A los libros se suman las películas, las series, los documentales. En el decálogo de las producciones de Netflix más consumidas por los argentinos esta semana conviven los culebrones (no tan) adolescentes como “Elite” y “Toy Man” con producciones carentes de eufemismos en el título, como “Contagio”. La fascinación por las distopías vive anclada en su condición de imposibilidad. Eso que muestran las pantallas -zombis, ciudades fantasmas, violencia, horror, hambre y etcéteras- representa un futuro posible, pero no cercano. Como los galos de la aldea de Asterix: nos les temían a los romanos, sino a que el cielo se desplomara sobre sus cabezas. Pero, como siempre decían, “eso no va a suceder mañana”.

La aparición de la muerte como una realidad inmediata, al decir de García Márquez, cambia la ecuación. El “contagio” de las películas se aprecia en los noticieros.
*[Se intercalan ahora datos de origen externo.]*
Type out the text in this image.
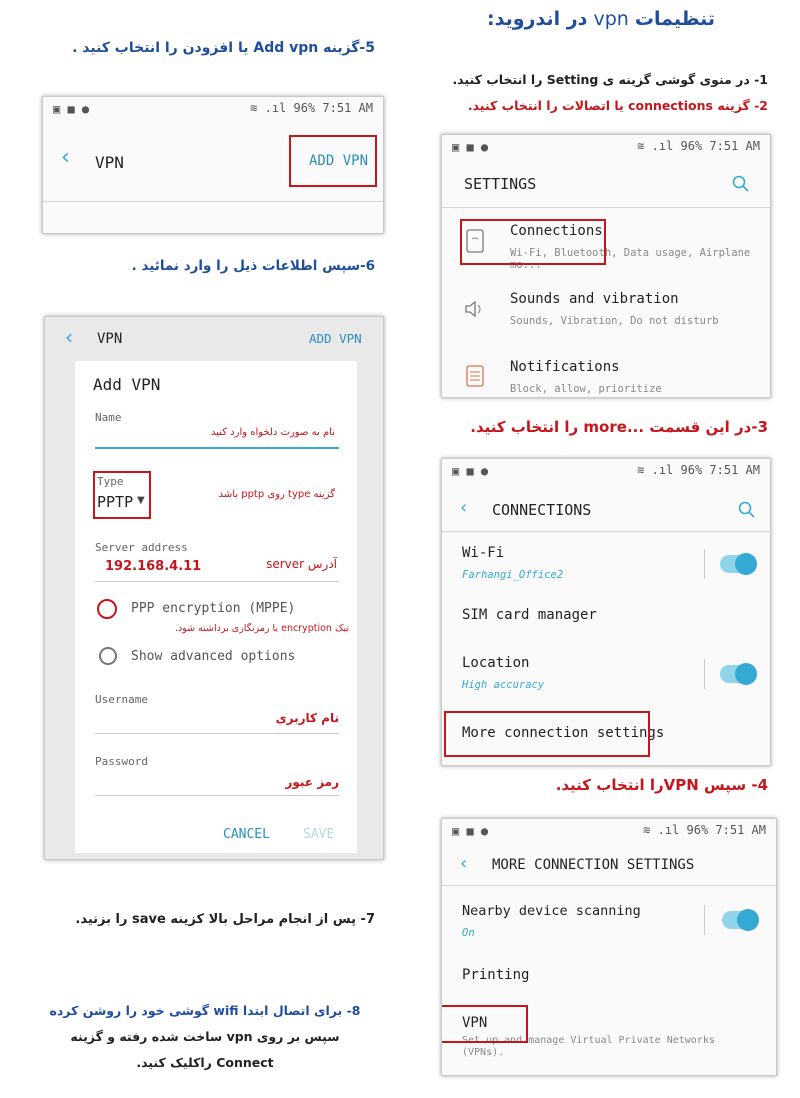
تنظیمات vpn در اندروید:
1- در منوی گوشی گزینه ی Setting را انتخاب کنید.
2- گزینه connections یا اتصالات را انتخاب کنید.
3-در این قسمت ...more را انتخاب کنید.
4- سپس VPNرا انتخاب کنید.
5-گزینه Add vpn یا افزودن را انتخاب کنید .
6-سپس اطلاعات ذیل را وارد نمائید .
7- پس از انجام مراحل بالا کزینه save را بزنید.
8- برای اتصال ابتدا wifi گوشی خود را روشن کرده
سپس بر روی vpn ساخت شده رفته و گزینه
Connect راکلیک کنید.
▣ ■ ●	≋ .ıl 96% 7:51 AM
SETTINGS
Connections
Wi-Fi, Bluetooth, Data usage, Airplane mo...
Sounds and vibration
Sounds, Vibration, Do not disturb
Notifications
Block, allow, prioritize
▣ ■ ●	≋ .ıl 96% 7:51 AM
‹ CONNECTIONS
Wi-Fi
Farhangi_Office2
SIM card manager
Location
High accuracy
More connection settings
▣ ■ ●	≋ .ıl 96% 7:51 AM
‹ MORE CONNECTION SETTINGS
Nearby device scanning
On
Printing
VPN
Set up and manage Virtual Private Networks (VPNs).
▣ ■ ●	≋ .ıl 96% 7:51 AM
‹ VPN	ADD VPN
‹ VPN	ADD VPN
Add VPN
Name
نام به صورت دلخواه وارد کنید
Type
PPTP ▼
گزینه type روی pptp باشد
Server address
192.168.4.11	آدرس server
PPP encryption (MPPE)
تیک encryption یا رمزنگاری برداشته شود.
Show advanced options
Username
نام کاربری
Password
رمز عبور
CANCEL	SAVE
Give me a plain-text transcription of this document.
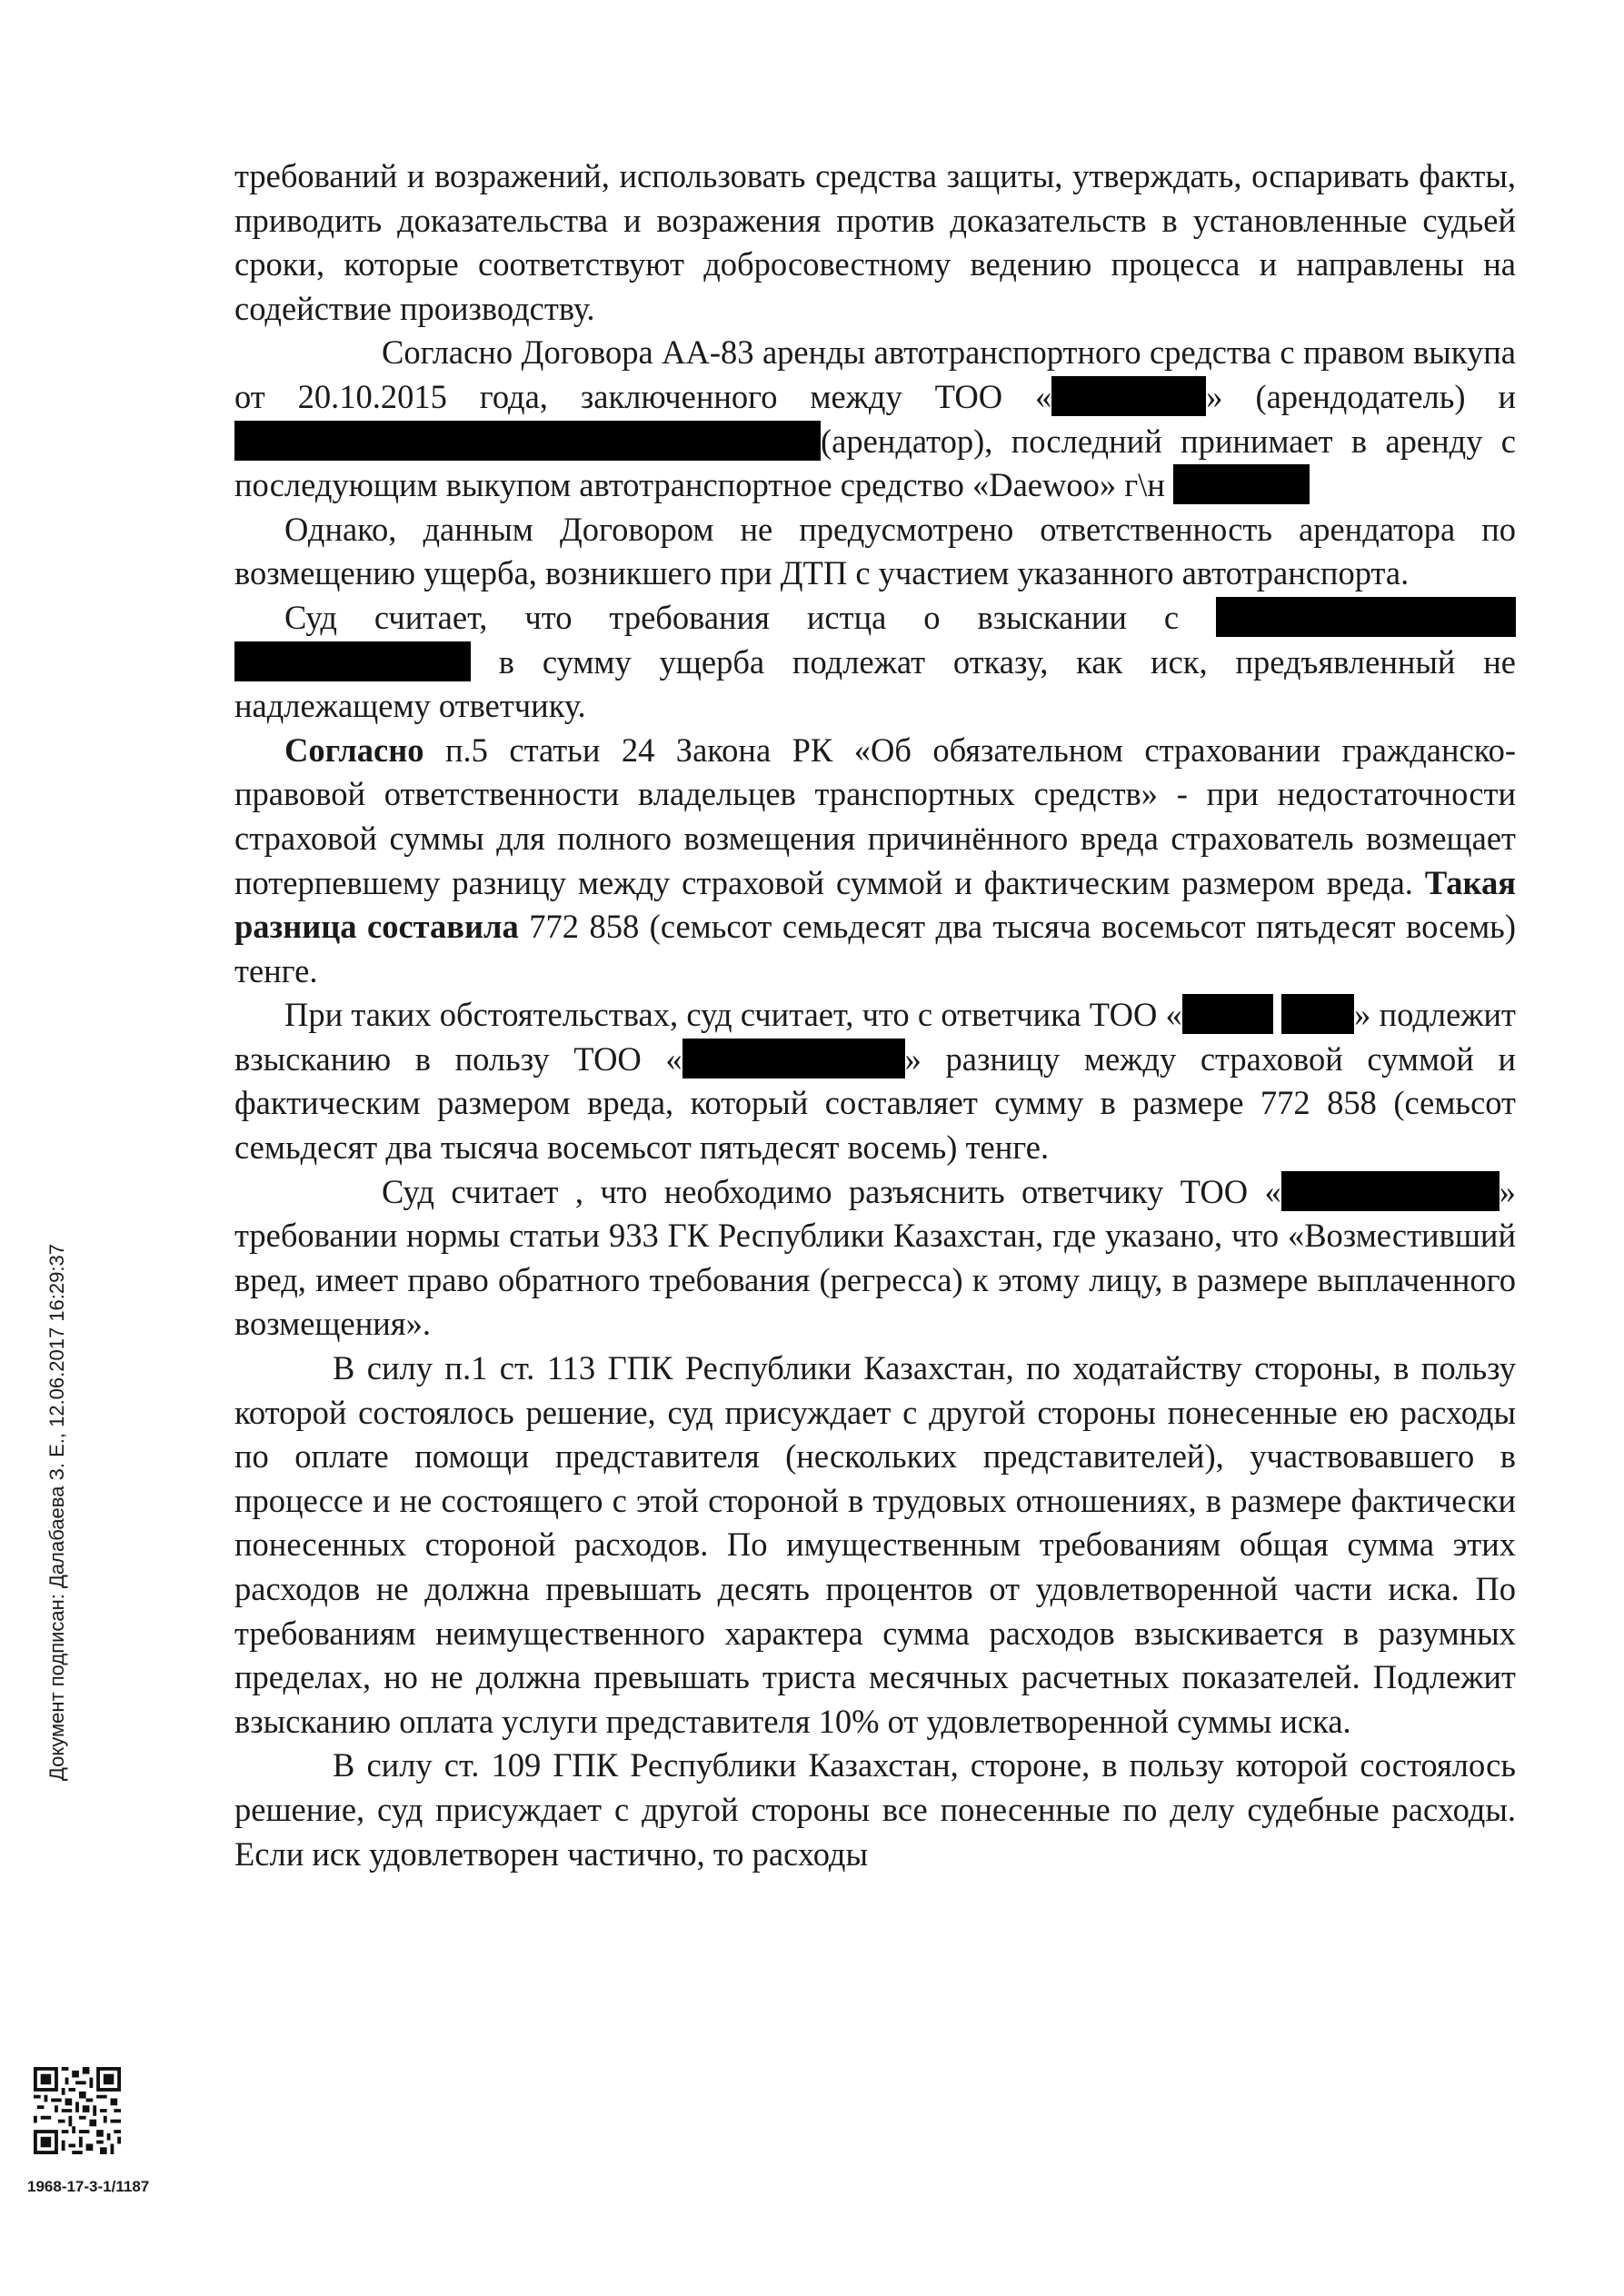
требований и возражений, использовать средства защиты, утверждать, оспаривать факты, приводить доказательства и возражения против доказательств в установленные судьей сроки, которые соответствуют добросовестному ведению процесса и направлены на содействие производству.

Согласно Договора АА-83 аренды автотранспортного средства с правом выкупа от 20.10.2015 года, заключенного между ТОО «	» (арендодатель) и (арендатор), последний принимает в аренду с последующим выкупом автотранспортное средство «Daewoo» г\н

Однако, данным Договором не предусмотрено ответственность арендатора по возмещению ущерба, возникшего при ДТП с участием указанного автотранспорта.

Суд считает, что требования истца о взыскании с   в сумму ущерба подлежат отказу, как иск, предъявленный не надлежащему ответчику.

Согласно п.5 статьи 24 Закона РК «Об обязательном страховании гражданско- правовой ответственности владельцев транспортных средств» - при недостаточности страховой суммы для полного возмещения причинённого вреда страхователь возмещает потерпевшему разницу между страховой суммой и фактическим размером вреда. Такая разница составила 772 858 (семьсот семьдесят два тысяча восемьсот пятьдесят восемь) тенге.

При таких обстоятельствах, суд считает, что с ответчика ТОО «	» подлежит взысканию в пользу ТОО «	» разницу между страховой суммой и фактическим размером вреда, который составляет сумму в размере 772 858 (семьсот семьдесят два тысяча восемьсот пятьдесят восемь) тенге.

Суд считает , что необходимо разъяснить ответчику ТОО «	» требовании нормы статьи 933 ГК Республики Казахстан, где указано, что «Возместивший вред, имеет право обратного требования (регресса) к этому лицу, в размере выплаченного возмещения».

В силу п.1 ст. 113 ГПК Республики Казахстан, по ходатайству стороны, в пользу которой состоялось решение, суд присуждает с другой стороны понесенные ею расходы по оплате помощи представителя (нескольких представителей), участвовавшего в процессе и не состоящего с этой стороной в трудовых отношениях, в размере фактически понесенных стороной расходов. По имущественным требованиям общая сумма этих расходов не должна превышать десять процентов от удовлетворенной части иска. По требованиям неимущественного характера сумма расходов взыскивается в разумных пределах, но не должна превышать триста месячных расчетных показателей. Подлежит взысканию оплата услуги представителя 10% от удовлетворенной суммы иска.

В силу ст. 109 ГПК Республики Казахстан, стороне, в пользу которой состоялось решение, суд присуждает с другой стороны все понесенные по делу судебные расходы. Если иск удовлетворен частично, то расходы

Документ подписан: Далабаева З. Е., 12.06.2017 16:29:37
1968-17-3-1/1187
El ejército italiano llevando los féretros hacia un destino común, porque los cementerios están colapsados, ganó la condición de noticia. La ficción y la realidad compiten mano a mano y lo que se le abre al espectador es una oferta inédita: medir cuál de las dos genera mayor pavor. No hay dudas sobre el resultado.

A propósito, Fernando Trueba escribió en El País un texto imprescindible: “La distopía nuestra de cada día”. Trueba les ganó de mano a Netflix y a Hollywood con su mirada. Europeos huyen del coronavirus cruzando en balsas el Mediterráneo, buscando refugio en la costa africana, de donde son expulsados sin miramientos. Lo que lleva a recordar que Haití, el país más pobre de América, es el único del continente sin casos de coronavirus. ¿Cuánto falta para que los haitianos, sufridos, vapuleados y descartados, no terminen recibiendo toda clase de flujos migratorios?

Fin de semana largo

El taxista agradece el viaje, el segundo que hizo durante la mañana -ya debería llevar muchos más-y se despide con la incertidumbre delineada en el gesto. “Van a tener que darme una compensación”, subraya. Mucha gente tendrá que ponerle el pecho a la calle en plena cuarentena; son los que se encargarán de que el mundo siga andando. Personal de la sanidad se prepara para enfrentar semanas que pintan complicadas. Muy complicadas. Por todas las usinas se implora a la población que se quede en casa. A esta altura de la vida, hay quienes todavía no comprendieron que estamos en medio de una pandemia.

“A veces no hay tiempo para confirmar el desastre”. Eso lo escribió Samanta Schweblin en “Distancia de rescate”.